La demande doit être adressée par LRAR (lettre recommandée avec accusé de réception) ou par tout autre moyen garantissant l'identité du demandeur et apportant la preuve de la réception de la demande (le décret prend ainsi en considération la technique de la signature électronique, encore peu usitée). Elle devra être mise en ligne par le directeur de publication dans les trois jours de sa réception, sous peine d'une amende de 3750 euros.

 

La demande doit indiquer les références du message (titre), sa nature (écrit, son, image), les passages contestés, ses conditions d'accès (adresse URL), le nom de son auteur s'il est identifié et la teneur de la réponse sollicitée.

 

La réponse, qui ne peut jamais excéder 200 lignes, doit se présenter sous la forme d'un écrit limité à la longueur du message qui l'a provoquée ou, lorsque ce dernier ne se présente pas sous la forme d'un écrit, à celle de sa transcription sous forme d'un texte.

 

La réponse sera accessible durant la même période que celle pendant laquelle le message qui la fonde a été mis à disposition du public, sans pouvoir être inférieure à un jour.

 

Les hébergeurs ne sont pas oubliés puisque le décret crée une nouvelle infraction pénale à leur encontre : au cas où ils ne transmettraient pas "dans un délai de vingt-quatre heures la demande de droit de réponse conformément aux éléments d'identification personnelle que cette personne détient". Ils seraient en effet passibles d’une amende 3 750 euros.

 

Il convient de préciser que le décret est inapplicable aux services permettant l'insertion de la réponse par la personne elle-même tels les : forums et salons de discussion, les blogs et wiki sauf si les administrateurs de ces services empêchent la diffusion de la réponse par une modération a priori.

 

L’on peut dire que ces nouvelles dispositions ont déjà suscité de vives critiques.
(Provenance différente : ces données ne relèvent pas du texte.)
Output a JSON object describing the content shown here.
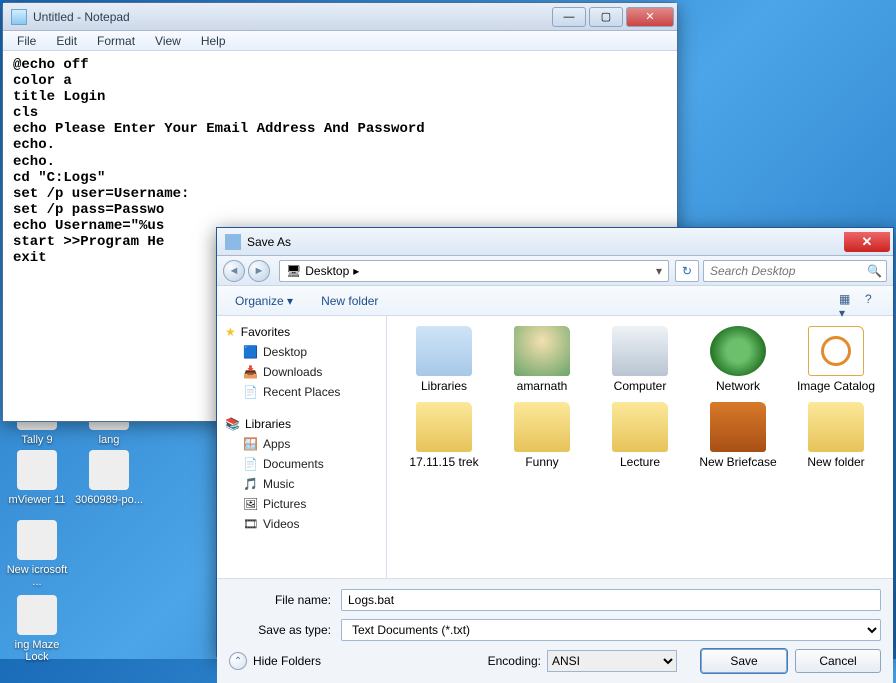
{
  "desktop": {
    "icons": [
      "Tally 9",
      "lang",
      "mViewer 11",
      "3060989-po...",
      "New icrosoft ...",
      "ing Maze Lock"
    ]
  },
  "notepad": {
    "title": "Untitled - Notepad",
    "menu": [
      "File",
      "Edit",
      "Format",
      "View",
      "Help"
    ],
    "content": "@echo off\ncolor a\ntitle Login\ncls\necho Please Enter Your Email Address And Password\necho.\necho.\ncd \"C:Logs\"\nset /p user=Username:\nset /p pass=Passwo\necho Username=\"%us\nstart >>Program He\nexit",
    "controls": {
      "min": "—",
      "max": "▢",
      "close": "✕"
    }
  },
  "save_dialog": {
    "title": "Save As",
    "close": "✕",
    "nav": {
      "back": "◄",
      "forward": "►"
    },
    "breadcrumb": {
      "location": "Desktop",
      "arrow": "▸"
    },
    "refresh": "↻",
    "search_placeholder": "Search Desktop",
    "toolbar": {
      "organize": "Organize ▾",
      "new_folder": "New folder",
      "help": "?"
    },
    "navpane": {
      "favorites": {
        "label": "Favorites",
        "items": [
          "Desktop",
          "Downloads",
          "Recent Places"
        ]
      },
      "libraries": {
        "label": "Libraries",
        "items": [
          "Apps",
          "Documents",
          "Music",
          "Pictures",
          "Videos"
        ]
      }
    },
    "nav_icons": {
      "Desktop": "🟦",
      "Downloads": "📥",
      "Recent Places": "📄",
      "Apps": "🪟",
      "Documents": "📄",
      "Music": "🎵",
      "Pictures": "🖼",
      "Videos": "🎞"
    },
    "files": [
      {
        "name": "Libraries",
        "kind": "special"
      },
      {
        "name": "amarnath",
        "kind": "user"
      },
      {
        "name": "Computer",
        "kind": "comp"
      },
      {
        "name": "Network",
        "kind": "net"
      },
      {
        "name": "Image Catalog",
        "kind": "cat"
      },
      {
        "name": "17.11.15 trek",
        "kind": "folder"
      },
      {
        "name": "Funny",
        "kind": "folder"
      },
      {
        "name": "Lecture",
        "kind": "folder"
      },
      {
        "name": "New Briefcase",
        "kind": "brief"
      },
      {
        "name": "New folder",
        "kind": "folder"
      }
    ],
    "file_name_label": "File name:",
    "file_name_value": "Logs.bat",
    "save_type_label": "Save as type:",
    "save_type_value": "Text Documents (*.txt)",
    "hide_folders": "Hide Folders",
    "hide_folders_arrow": "⌃",
    "encoding_label": "Encoding:",
    "encoding_value": "ANSI",
    "save_button": "Save",
    "cancel_button": "Cancel"
  }
}
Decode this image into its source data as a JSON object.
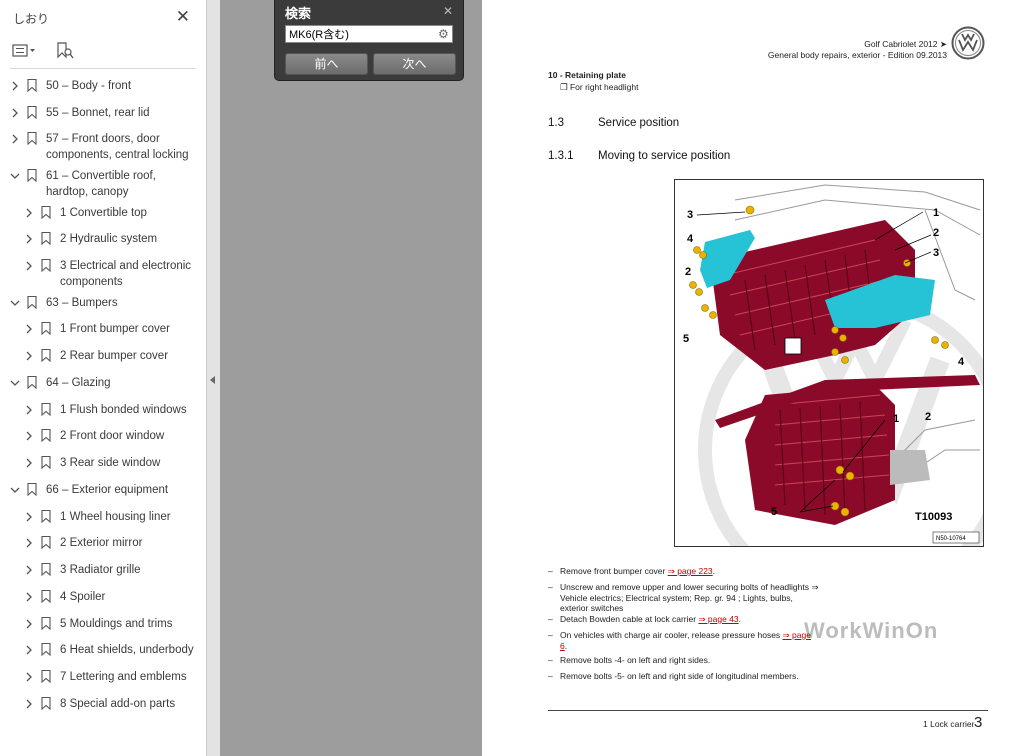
{
  "sidebar": {
    "title": "しおり",
    "close_icon": "close-icon",
    "options_icon": "list-options-icon",
    "find_bookmark_icon": "bookmark-search-icon",
    "items": [
      {
        "label": "50 – Body - front",
        "level": 0,
        "expanded": false
      },
      {
        "label": "55 – Bonnet, rear lid",
        "level": 0,
        "expanded": false
      },
      {
        "label": "57 – Front doors, door components, central locking",
        "level": 0,
        "expanded": false
      },
      {
        "label": "61 – Convertible roof, hardtop, canopy",
        "level": 0,
        "expanded": true
      },
      {
        "label": "1 Convertible top",
        "level": 1,
        "expanded": false
      },
      {
        "label": "2 Hydraulic system",
        "level": 1,
        "expanded": false
      },
      {
        "label": "3 Electrical and electronic components",
        "level": 1,
        "expanded": false
      },
      {
        "label": "63 – Bumpers",
        "level": 0,
        "expanded": true
      },
      {
        "label": "1 Front bumper cover",
        "level": 1,
        "expanded": false
      },
      {
        "label": "2 Rear bumper cover",
        "level": 1,
        "expanded": false
      },
      {
        "label": "64 – Glazing",
        "level": 0,
        "expanded": true
      },
      {
        "label": "1 Flush bonded windows",
        "level": 1,
        "expanded": false
      },
      {
        "label": "2 Front door window",
        "level": 1,
        "expanded": false
      },
      {
        "label": "3 Rear side window",
        "level": 1,
        "expanded": false
      },
      {
        "label": "66 – Exterior equipment",
        "level": 0,
        "expanded": true
      },
      {
        "label": "1 Wheel housing liner",
        "level": 1,
        "expanded": false
      },
      {
        "label": "2 Exterior mirror",
        "level": 1,
        "expanded": false
      },
      {
        "label": "3 Radiator grille",
        "level": 1,
        "expanded": false
      },
      {
        "label": "4 Spoiler",
        "level": 1,
        "expanded": false
      },
      {
        "label": "5 Mouldings and trims",
        "level": 1,
        "expanded": false
      },
      {
        "label": "6 Heat shields, underbody",
        "level": 1,
        "expanded": false
      },
      {
        "label": "7 Lettering and emblems",
        "level": 1,
        "expanded": false
      },
      {
        "label": "8 Special add-on parts",
        "level": 1,
        "expanded": false
      }
    ]
  },
  "search": {
    "title": "検索",
    "value": "MK6(R含む)",
    "prev_label": "前へ",
    "next_label": "次へ"
  },
  "document": {
    "header_line1": "Golf Cabriolet 2012 ➤",
    "header_line2": "General body repairs, exterior - Edition 09.2013",
    "item10_title": "10 - Retaining plate",
    "item10_sub": "For right headlight",
    "sec_num": "1.3",
    "sec_title": "Service position",
    "subsec_num": "1.3.1",
    "subsec_title": "Moving to service position",
    "figure": {
      "callouts_top": [
        "3",
        "4",
        "2",
        "5",
        "1",
        "2",
        "3",
        "5",
        "4"
      ],
      "callouts_bottom": [
        "1",
        "2",
        "5"
      ],
      "tool_label": "T10093",
      "image_id": "N50-10764",
      "watermark": "WorkWinOn"
    },
    "steps": [
      {
        "text": "Remove front bumper cover ",
        "link": "⇒ page 223",
        "after": "."
      },
      {
        "text": "Unscrew and remove upper and lower securing bolts of headlights ⇒ Vehicle electrics; Electrical system; Rep. gr. 94 ; Lights, bulbs, exterior switches",
        "link": "",
        "after": ""
      },
      {
        "text": "Detach Bowden cable at lock carrier ",
        "link": "⇒ page 43",
        "after": "."
      },
      {
        "text": "On vehicles with charge air cooler, release pressure hoses ",
        "link": "⇒ page 6",
        "after": "."
      },
      {
        "text": "Remove bolts -4- on left and right sides.",
        "link": "",
        "after": ""
      },
      {
        "text": "Remove bolts -5- on left and right side of longitudinal members.",
        "link": "",
        "after": ""
      }
    ],
    "footer_text": "1 Lock carrier",
    "page_number": "3"
  },
  "colors": {
    "accent_part": "#8b0a2a",
    "headlight": "#26c3d6",
    "bolt": "#e9b300",
    "link": "#c00000"
  }
}
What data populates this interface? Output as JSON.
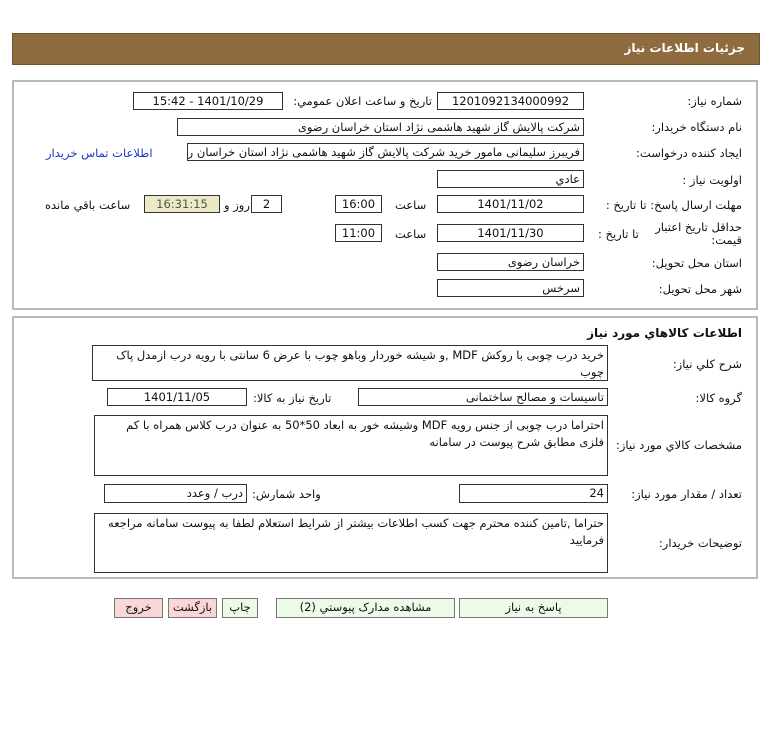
{
  "header": {
    "title": "جزئيات اطلاعات نیاز"
  },
  "info": {
    "need_number_label": "شماره نیاز:",
    "need_number": "1201092134000992",
    "announce_label": "تاريخ و ساعت اعلان عمومي:",
    "announce_value": "1401/10/29 - 15:42",
    "buyer_label": "نام دستگاه خريدار:",
    "buyer_value": "شرکت پالایش گاز شهید هاشمی نژاد   استان خراسان رضوی",
    "creator_label": "ايجاد کننده درخواست:",
    "creator_value": "فریبرز  سلیمانی مامور خرید شرکت پالایش گاز شهید هاشمی نژاد   استان خراسان رضوی",
    "contact_link": "اطلاعات تماس خريدار",
    "priority_label": "اولويت نياز :",
    "priority_value": "عادي",
    "deadline_label": "مهلت ارسال پاسخ: تا تاريخ :",
    "deadline_date": "1401/11/02",
    "time_label": "ساعت",
    "deadline_time": "16:00",
    "days": "2",
    "days_label": "روز و",
    "remaining": "16:31:15",
    "remaining_label": "ساعت باقي مانده",
    "validity_label": "حداقل تاريخ اعتبار قيمت:",
    "validity_to_label": "تا تاريخ :",
    "validity_date": "1401/11/30",
    "validity_time": "11:00",
    "province_label": "استان محل تحويل:",
    "province_value": "خراسان رضوی",
    "city_label": "شهر محل تحويل:",
    "city_value": "سرخس"
  },
  "goods": {
    "title": "اطلاعات کالاهاي مورد نياز",
    "desc_label": "شرح کلي نياز:",
    "desc_value": "خرید درب چوبی با روکش MDF ,و شیشه خوردار وباهو چوب با عرض 6 سانتی  با رویه درب ازمدل پاک چوب",
    "group_label": "گروه کالا:",
    "group_value": "تاسیسات و مصالح ساختمانی",
    "need_date_label": "تاريخ نياز به کالا:",
    "need_date": "1401/11/05",
    "spec_label": "مشخصات کالاي مورد نياز:",
    "spec_value": " احتراما درب چوبی از جنس رویه MDF وشیشه خور به ابعاد 50*50  به عنوان درب کلاس  همراه با کم فلزی  مطابق شرح پیوست در سامانه",
    "qty_label": "تعداد / مقدار مورد نياز:",
    "qty_value": "24",
    "unit_label": "واحد شمارش:",
    "unit_value": "درب / وعدد",
    "notes_label": "توضيحات خريدار:",
    "notes_value": "حتراما ,تامین کننده محترم جهت کسب اطلاعات بیشتر از شرایط استعلام لطفا به پیوست سامانه مراجعه فرمایید"
  },
  "buttons": {
    "reply": "پاسخ به نياز",
    "docs": "مشاهده مدارک پيوستي (2)",
    "print": "چاپ",
    "back": "بازگشت",
    "exit": "خروج"
  }
}
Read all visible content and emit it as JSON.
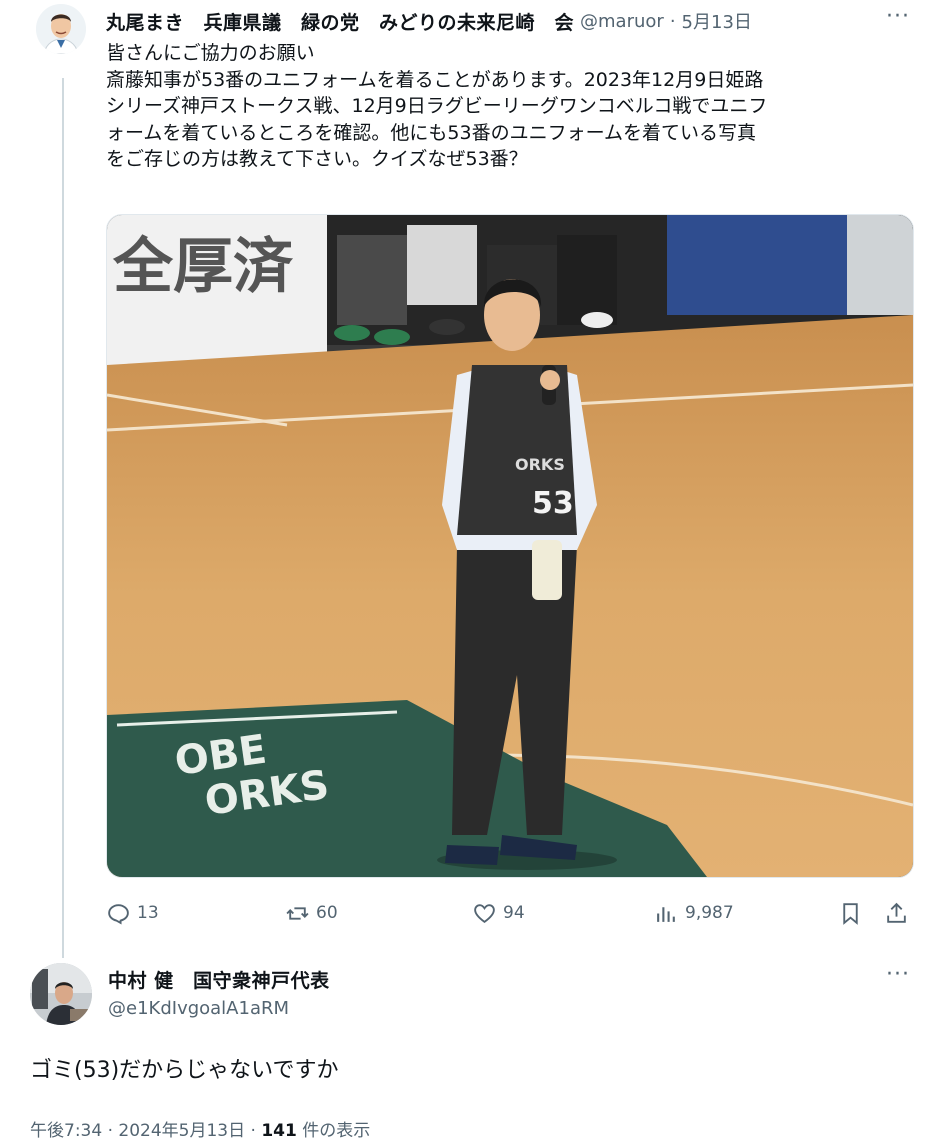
{
  "tweet": {
    "author_name": "丸尾まき　兵庫県議　緑の党　みどりの未来尼崎　会",
    "handle": "@maruor",
    "date": "5月13日",
    "separator": "·",
    "more_icon": "more-horizontal-icon",
    "text_lines": [
      "皆さんにご協力のお願い",
      "斎藤知事が53番のユニフォームを着ることがあります。2023年12月9日姫路",
      "シリーズ神戸ストークス戦、12月9日ラグビーリーグワンコベルコ戦でユニフ",
      "ォームを着ているところを確認。他にも53番のユニフォームを着ている写真",
      "をご存じの方は教えて下さい。クイズなぜ53番？"
    ],
    "photo": {
      "banner_text": "全厚済",
      "jersey_text": "ORKS",
      "jersey_number": "53",
      "court_logo_line1": "OBE",
      "court_logo_line2": "ORKS"
    },
    "actions": {
      "replies": "13",
      "reposts": "60",
      "likes": "94",
      "views": "9,987"
    },
    "icons": [
      "reply-icon",
      "repost-icon",
      "like-icon",
      "views-icon",
      "bookmark-icon",
      "share-icon"
    ]
  },
  "reply": {
    "author_name": "中村 健　国守衆神戸代表",
    "handle": "@e1KdIvgoalA1aRM",
    "text": "ゴミ(53)だからじゃないですか",
    "time": "午後7:34 · 2024年5月13日 · ",
    "views_count": "141",
    "views_label": " 件の表示"
  },
  "colors": {
    "text": "#0f1419",
    "secondary": "#536471",
    "border": "#cfd9de",
    "court_wood": "#d9a566",
    "court_logo": "#2f5a4c"
  }
}
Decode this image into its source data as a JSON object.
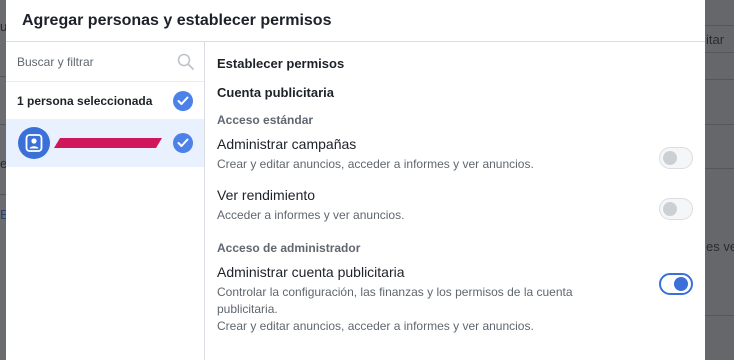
{
  "background": {
    "fragments": [
      "u",
      "e",
      "E",
      "itar",
      "es ve"
    ]
  },
  "dialog": {
    "title": "Agregar personas y establecer permisos",
    "search": {
      "placeholder": "Buscar y filtrar",
      "value": ""
    },
    "selected_label": "1 persona seleccionada",
    "people": [
      {
        "name": "",
        "selected": true
      }
    ],
    "permissions_heading": "Establecer permisos",
    "account_heading": "Cuenta publicitaria",
    "groups": [
      {
        "title": "Acceso estándar",
        "items": [
          {
            "name": "Administrar campañas",
            "description": "Crear y editar anuncios, acceder a informes y ver anuncios.",
            "enabled": false
          },
          {
            "name": "Ver rendimiento",
            "description": "Acceder a informes y ver anuncios.",
            "enabled": false
          }
        ]
      },
      {
        "title": "Acceso de administrador",
        "items": [
          {
            "name": "Administrar cuenta publicitaria",
            "description": "Controlar la configuración, las finanzas y los permisos de la cuenta publicitaria.",
            "description2": "Crear y editar anuncios, acceder a informes y ver anuncios.",
            "enabled": true
          }
        ]
      }
    ]
  },
  "colors": {
    "accent": "#3b70d9",
    "check": "#4c82e8",
    "redaction": "#d0175c",
    "selected_row": "#e9f1fe"
  },
  "icons": {
    "search": "search-icon",
    "check": "check-icon",
    "avatar": "person-icon"
  }
}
En premier lieu, la complexification d’un nouveau régime qui alourdit encore les obligations des éditeurs et ajoute une infraction pénale à une époque où les Recommandations les plus fermes du Conseil de l’Europe vont dans le sens d’une dépénalisation du droit de la presse. En outre, vives contestations du côté des fournisseurs d’hébergement qui se voient imputer une responsabilité pénale ainsi que du côté des personnes mises en cause, qui considèrent que la simple faculté de répondre sur les blogs, forums, wiki, à l’exclusion de tout droit de réponse, ne les protègent pas suffisamment.